During Porcello's on-field interview, there were some excellent angles of the pitcher getting absolutely soaked:

In the (second?) inning, Dennis Eckersley said something you definitely were not expecting:

Luis Severino / Rick Porcello
Betts, RF
Benintendi, LF
Pearce, 1B
Martinez, DH
Kinsler, 2B
Nunez, 3B
Holt, SS
Leon, C
Bradley, CF
Blake Swihart was placed on the DL with a hamstring strain and Dan Butler was called up. ... Drew Pomeranz will be available in the bullpen tonight and is "most likely" starting on Tuesday.

Last 30 Games
Red Sox   23- 7
Yankees   16-14
Marc Carig, The Athletic:
[A]fter another stinker his team could not afford, Boone insisted that his team's recent sloppiness was an aberration. It's a position that's getting harder to buy, especially now that the Yankees have established a tendency to play at a level far below their actual talent.

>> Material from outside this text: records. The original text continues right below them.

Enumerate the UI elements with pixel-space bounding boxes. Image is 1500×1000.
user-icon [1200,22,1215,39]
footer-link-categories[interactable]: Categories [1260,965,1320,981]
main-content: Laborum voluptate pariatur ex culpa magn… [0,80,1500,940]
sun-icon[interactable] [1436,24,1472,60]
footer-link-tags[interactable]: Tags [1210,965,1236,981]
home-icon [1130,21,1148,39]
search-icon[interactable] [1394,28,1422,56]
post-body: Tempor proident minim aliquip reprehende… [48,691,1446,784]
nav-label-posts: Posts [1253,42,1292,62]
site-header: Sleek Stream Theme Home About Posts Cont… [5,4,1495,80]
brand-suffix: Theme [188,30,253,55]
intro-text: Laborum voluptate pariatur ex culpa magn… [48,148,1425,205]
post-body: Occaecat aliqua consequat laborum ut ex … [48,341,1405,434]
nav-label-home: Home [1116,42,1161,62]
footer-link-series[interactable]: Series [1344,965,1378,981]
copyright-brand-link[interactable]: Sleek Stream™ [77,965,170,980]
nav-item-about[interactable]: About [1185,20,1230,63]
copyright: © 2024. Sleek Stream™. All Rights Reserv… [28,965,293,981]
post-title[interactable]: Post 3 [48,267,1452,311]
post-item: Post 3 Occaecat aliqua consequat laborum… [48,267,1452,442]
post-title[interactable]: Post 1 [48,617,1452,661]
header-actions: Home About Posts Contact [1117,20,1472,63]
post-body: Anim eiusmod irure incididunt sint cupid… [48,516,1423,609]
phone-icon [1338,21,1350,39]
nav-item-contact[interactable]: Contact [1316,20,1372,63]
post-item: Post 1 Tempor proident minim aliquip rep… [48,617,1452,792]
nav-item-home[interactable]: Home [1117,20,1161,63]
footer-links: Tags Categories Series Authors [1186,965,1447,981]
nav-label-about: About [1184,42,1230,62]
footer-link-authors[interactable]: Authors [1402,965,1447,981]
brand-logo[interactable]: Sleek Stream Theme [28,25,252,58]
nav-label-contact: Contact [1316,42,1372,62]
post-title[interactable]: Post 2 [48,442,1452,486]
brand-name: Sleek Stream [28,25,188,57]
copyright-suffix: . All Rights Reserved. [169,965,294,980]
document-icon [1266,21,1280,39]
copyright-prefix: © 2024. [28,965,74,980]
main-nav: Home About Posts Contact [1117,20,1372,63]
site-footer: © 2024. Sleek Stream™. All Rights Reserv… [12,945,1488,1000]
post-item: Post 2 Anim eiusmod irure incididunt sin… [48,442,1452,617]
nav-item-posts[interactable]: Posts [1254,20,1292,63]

"I see it as a bump," Boone said ...

Whether it's a bump in the road or a flaw buried deep within this team's DNA, the timing of this latest bout of self-destruction has proven costly. It reflects poorly on the coaching staff. And adding to it all, trades leading up to the deadline cost the Yankees some valuable pitching depth in the short-term, which makes the task of enduring this weekend even more difficult. ...

[Boone:] "[W]e get the ball to one of the best in the game [tonight] in Sevy and he goes out and does his thing, we're right back reset and good to go."

What Boone omitted was Severino's 8.84 ERA over his last four starts, fueling speculation that last year's workload may be taxing the right-hander's arm this year.
In addition to Severino's bloated ERA, opposing batters are hitting .384/.418/.698 for an OPS of 1.115 against him.

The Post reports that the Yankees will call up "struggling Triple-A right-hander Chance Adams to make his major league debut on Saturday". Adams, 23, has a 4.50 ERA this season and has (according to dropped from being the team's #2 prospect a year ago to #13. ... The Daily News says there is no pressure: "With the gap behind Boston growing and a potential do-or-die Wild Card game looming, the Yankees need Adams to come through in his first big league start."